A lot of stamina is needed as you’ll spend a significant part of the procedure standing. Some situations may require working on-call for evenings or weekends.
Plus, surgical assistants and technologists work together with other professionals.
ii. Job Descriptions & Duties
The duties or responsibilities of surgical assistants differ from those of surgical technologists in many respects.
For surgical assistants, essential roles include cutting tissue, treating minor wounds, applying pressure to wounds, closing up & dressing wounds, and inserting tubes.
Additional duties include holding incisions open while surgeons operate, selecting the proper surgical tools needed, and monitoring & maintaining normal blood flow & clotting.
Surgical assistants handle such machines to maintain clean surgical targets and prepare patients for surgery.
On the other hand, surgical technologists carry out all kinds of roles that include carrying out an inventory of surgical supplies, preparing operating rooms for surgery, setting up surgical equipment in the operating room, and sterilizing surgical tools and equipment.

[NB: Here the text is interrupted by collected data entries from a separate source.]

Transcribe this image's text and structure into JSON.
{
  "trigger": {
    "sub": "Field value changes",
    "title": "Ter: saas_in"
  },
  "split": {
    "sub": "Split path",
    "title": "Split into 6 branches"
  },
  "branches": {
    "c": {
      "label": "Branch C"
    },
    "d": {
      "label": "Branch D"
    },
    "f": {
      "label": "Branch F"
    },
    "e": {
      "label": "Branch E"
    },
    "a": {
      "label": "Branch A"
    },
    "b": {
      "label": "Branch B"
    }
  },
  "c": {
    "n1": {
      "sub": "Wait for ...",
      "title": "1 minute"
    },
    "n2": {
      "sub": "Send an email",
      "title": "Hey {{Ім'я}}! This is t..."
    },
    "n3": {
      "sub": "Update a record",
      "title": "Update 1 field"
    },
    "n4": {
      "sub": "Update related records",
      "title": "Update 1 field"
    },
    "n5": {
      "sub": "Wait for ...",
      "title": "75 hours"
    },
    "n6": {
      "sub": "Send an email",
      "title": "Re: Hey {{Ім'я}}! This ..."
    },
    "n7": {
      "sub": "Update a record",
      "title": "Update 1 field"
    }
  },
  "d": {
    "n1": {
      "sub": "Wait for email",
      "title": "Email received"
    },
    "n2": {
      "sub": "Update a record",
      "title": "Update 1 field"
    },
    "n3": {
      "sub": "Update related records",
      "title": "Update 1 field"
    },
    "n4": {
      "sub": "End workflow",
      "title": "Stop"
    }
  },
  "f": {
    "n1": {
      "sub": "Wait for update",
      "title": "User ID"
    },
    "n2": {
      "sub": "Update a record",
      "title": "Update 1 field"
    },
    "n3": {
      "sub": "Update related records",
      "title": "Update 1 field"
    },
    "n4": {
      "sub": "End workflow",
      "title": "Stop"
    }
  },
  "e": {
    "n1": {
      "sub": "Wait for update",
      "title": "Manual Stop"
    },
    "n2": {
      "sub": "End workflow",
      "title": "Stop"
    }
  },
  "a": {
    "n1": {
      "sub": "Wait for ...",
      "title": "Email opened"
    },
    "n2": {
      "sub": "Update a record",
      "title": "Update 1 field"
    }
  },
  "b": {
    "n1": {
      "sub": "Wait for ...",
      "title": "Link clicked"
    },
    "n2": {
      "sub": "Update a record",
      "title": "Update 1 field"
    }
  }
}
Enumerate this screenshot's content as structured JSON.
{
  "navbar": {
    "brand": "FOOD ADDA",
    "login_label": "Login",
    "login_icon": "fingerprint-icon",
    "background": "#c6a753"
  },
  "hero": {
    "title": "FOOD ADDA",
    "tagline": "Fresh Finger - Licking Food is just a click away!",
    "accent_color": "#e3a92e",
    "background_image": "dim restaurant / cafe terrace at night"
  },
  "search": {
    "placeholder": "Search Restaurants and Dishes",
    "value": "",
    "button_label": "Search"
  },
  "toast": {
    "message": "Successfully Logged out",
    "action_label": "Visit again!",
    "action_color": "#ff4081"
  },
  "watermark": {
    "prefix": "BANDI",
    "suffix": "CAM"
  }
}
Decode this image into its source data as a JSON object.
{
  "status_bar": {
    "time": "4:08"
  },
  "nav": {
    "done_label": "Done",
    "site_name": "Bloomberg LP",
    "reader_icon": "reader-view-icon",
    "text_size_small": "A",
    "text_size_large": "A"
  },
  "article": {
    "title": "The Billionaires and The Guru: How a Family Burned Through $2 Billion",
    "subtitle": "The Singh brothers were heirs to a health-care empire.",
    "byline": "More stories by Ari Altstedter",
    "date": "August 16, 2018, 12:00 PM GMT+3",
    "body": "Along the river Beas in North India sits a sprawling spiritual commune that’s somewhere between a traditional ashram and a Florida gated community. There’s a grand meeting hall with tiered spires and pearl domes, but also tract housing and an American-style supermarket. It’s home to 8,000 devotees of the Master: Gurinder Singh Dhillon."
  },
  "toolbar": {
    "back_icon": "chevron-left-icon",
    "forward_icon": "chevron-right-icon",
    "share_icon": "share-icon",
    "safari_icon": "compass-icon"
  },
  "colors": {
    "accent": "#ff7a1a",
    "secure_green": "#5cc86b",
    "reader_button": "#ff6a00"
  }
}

Surgical technologists also assist surgeons by passing instruments during surgical procedures. Patients are also transported to and from surgery.
Surgical technologists are responsible for maintaining a sterile environment for surgery and helping monitor a patient’s condition.
Surgical equipment must be tested during setup and monitored by surgical technologists. These actions contribute to making surgical procedures go on smoothly.
iii. Training & Education
Training to become a surgical assistant requires attending an accredited program that lasts a period of 10 to 22 months.
Here, you’ll need a minimum of a bachelor’s degree in science or an associate’s degree in any allied health field. About three years of operating room experience is also needed.
Training for surgical assistants covers critical courses like surgical complications, anesthesia methods & agents, surgical anatomy, microbiology, and ethical & legal considerations.
Training for surgical technologists spans nine months to 2 years of study. At the end of the training, you’re issued a diploma, a certificate of completion, or an associate’s degree.
Coursework covers several critical topics like sterile technique, physiology, anesthesia techniques, and surgical pharmacology.
Anatomy and surgical instruments, equipment, and supplies are more topics covered. There may also be coverage of courses like biomechanics and surgical robotics.
Although these two allied health careers aren’t lengthy or expensive, they generally have attractive salaries. The median annual wage for surgical assistants is around $53,600.
With experience, this amount increases significantly.
For surgical technologists, the median annual salary is $46,310, while experience boosts such earnings to around $67,000 per year.
Comparing salaries, it’s evident that surgical assistants receive slightly higher pay than surgical technologists. This is due to more responsibilities handled and the length of training.
v. Certification Requirements
Both surgical assistants and surgical technologists will need one form of certification or the other.
The National Board of Surgical Technology and Surgical Assisting (NBSTSA) certifies surgical assistants and technologists.
Surgical assistants can earn further certifications through the National Commission for the Certification of Surgical Assistants (NCCSA).
vi. Opportunities for Growth
Anyone choosing a career does so with a focus on the growth prospects offered. Both surgical assisting and surgical tech provide opportunities for career advancement.
By working with other professionals like nurses, physicians, and patients, you gain the experience to pursue further study.
Such might include applying to degree programs, getting on-the-job training, or even learning the ropes to become surgical first assistants.
The points discussed above highlight the similarities and differences between surgical assistants and technologists. With the information provided, making a choice shouldn’t prove difficult.
Career advancement opportunities abound for both careers.